Fertility doctors are pretty popular at cocktail parties (or so I hear since I really don’t get out much). Between OctoMom and the latest Hollywood star announcing that they are pregnant with twins using a surrogate, there is always some interesting aspect of reproductive gymnastics to be discussed.
In the past month I have discussed the use of a gestational carrier with a wide range of patients. Some have had previous uterine surgery that has made pregnancy problematic. Another has a history of severe medical problems that make her a risk for pregnancy and yet she and her husband do not want to consider adoption. Finally, another patient has experienced multiple unexplained pregnancy losses in the mid-trimester. All of these are valid reasons to consider this alternative pathway to family-building.
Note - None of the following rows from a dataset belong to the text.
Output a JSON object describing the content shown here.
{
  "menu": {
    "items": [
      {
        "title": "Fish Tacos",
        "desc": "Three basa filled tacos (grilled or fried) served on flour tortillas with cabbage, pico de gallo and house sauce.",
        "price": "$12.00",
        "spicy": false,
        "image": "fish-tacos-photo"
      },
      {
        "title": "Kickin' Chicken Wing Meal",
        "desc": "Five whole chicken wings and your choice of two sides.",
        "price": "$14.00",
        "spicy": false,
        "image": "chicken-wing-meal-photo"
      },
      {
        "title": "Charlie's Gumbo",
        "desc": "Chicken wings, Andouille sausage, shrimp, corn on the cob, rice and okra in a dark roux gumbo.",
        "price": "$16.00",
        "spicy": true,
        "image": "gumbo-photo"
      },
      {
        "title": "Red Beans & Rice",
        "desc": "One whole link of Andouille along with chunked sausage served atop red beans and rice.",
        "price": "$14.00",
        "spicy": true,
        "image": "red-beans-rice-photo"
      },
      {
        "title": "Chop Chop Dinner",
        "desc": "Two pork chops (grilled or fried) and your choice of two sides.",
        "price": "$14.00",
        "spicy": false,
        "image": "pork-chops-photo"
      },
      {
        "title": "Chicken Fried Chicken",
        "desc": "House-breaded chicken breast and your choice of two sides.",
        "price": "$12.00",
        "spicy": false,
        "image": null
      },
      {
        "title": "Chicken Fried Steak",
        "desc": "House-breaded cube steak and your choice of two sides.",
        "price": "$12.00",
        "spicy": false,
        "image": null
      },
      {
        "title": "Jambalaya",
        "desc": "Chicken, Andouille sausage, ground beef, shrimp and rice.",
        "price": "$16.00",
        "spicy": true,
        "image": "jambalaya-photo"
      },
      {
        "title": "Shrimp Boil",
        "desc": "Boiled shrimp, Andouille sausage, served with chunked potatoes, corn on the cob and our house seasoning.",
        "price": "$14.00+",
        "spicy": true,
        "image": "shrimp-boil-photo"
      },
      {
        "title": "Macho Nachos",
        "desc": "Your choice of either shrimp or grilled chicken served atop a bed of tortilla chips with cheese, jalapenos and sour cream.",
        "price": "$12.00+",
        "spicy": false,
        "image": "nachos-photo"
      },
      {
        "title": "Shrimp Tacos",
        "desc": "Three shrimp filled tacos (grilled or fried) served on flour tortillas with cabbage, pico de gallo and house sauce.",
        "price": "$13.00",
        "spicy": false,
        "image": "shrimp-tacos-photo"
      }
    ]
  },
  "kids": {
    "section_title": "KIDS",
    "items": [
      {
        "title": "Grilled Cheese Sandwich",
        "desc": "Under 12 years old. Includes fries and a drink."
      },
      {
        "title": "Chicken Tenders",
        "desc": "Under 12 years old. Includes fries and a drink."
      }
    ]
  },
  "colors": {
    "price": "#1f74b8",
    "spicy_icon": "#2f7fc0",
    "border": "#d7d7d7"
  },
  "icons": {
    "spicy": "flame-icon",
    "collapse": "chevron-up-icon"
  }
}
When a couple chooses to use a gestational carrier I ask them to arrange for me to interview her as one of the first steps. A few years ago, a couple found a gestational carrier through an agency and asked me to meet her. She lived in the Mid-West so I asked her to fax me a patient questionnaire. She never did (first red flag). One afternoon she appeared in person for an appointment. I asked her about her previous pregnancies. She looked away but said that everything ended up fine by the end (second red flag). Upon further discussion, it turned out that she was incredibly sick every pregnancy with hyperemesis (killer morning sickness) and required multiple hospital admissions and even intravenous feedings at home! Yikes! She didn’t (or wouldn’t) understand that the risk to her was real in terms of pregnancy complications and that the cost of any hospital admissions may be the responsibility of my patients. She called me several times that day on the way back to the airport but I remained steadfast that she should not be a gestational carrier.
So here is one of the few remaining questions from our book 100 Questions and Answers about Infertility…
85. What is a gestational carrier, and when should you consider using one?
Fertility doctors sometimes recommend the use of a third- party gestational carrier if the infertile couple wants to have their own biological child. Many medical conditions necessitate the use of a gestational carrier, including the absence of a uterus in the would-be mother, either because of a congenital (at birth) condition or when a disease necessitated its surgical removal. A gestational carrier may also be the best option when a woman has a systemic disease that may affect either her own or her baby’s health, such as advanced heart disease, severe diabetes, or multiple sclerosis. Likewise, a woman with a history of poor pregnancy outcome—including repetitive pregnancy losses, preterm labor, incompetent cervix, or severe preeclampsia—may be a good candidate for IVF using a gestational carrier.
Prior to the IVF treatment, thorough screening of the gestational carrier is routinely performed using ASRM guidelines. Gestational carriers are usually well known to the couple and may be relatives or friends. In addition, agencies exist that introduce gestational carriers to prospective patients. In such arrangements, the gestational carrier is usually compensated for her time and energy (especially if the pregnancy proves successful).
When using a gestational carrier, IVF is performed by combining the infertile couple’s sperm and eggs to produce their own genetic embryos. However, unlike in standard IVF, these embryos are then transferred into the uterus of the gestational carrier. This process resembles donor-egg IVF in that the process requires synchronization of two patients: the egg donor (genetic parent) and the recipient (gestational carrier). Pregnancy proceeds normally just as if the gestational carrier had become spontaneously pregnant. The major factor in determining the success rate is the age of the woman whose eggs are donated. The ideal gestational carrier is a woman who has had a previous uncomplicated pregnancy and delivery.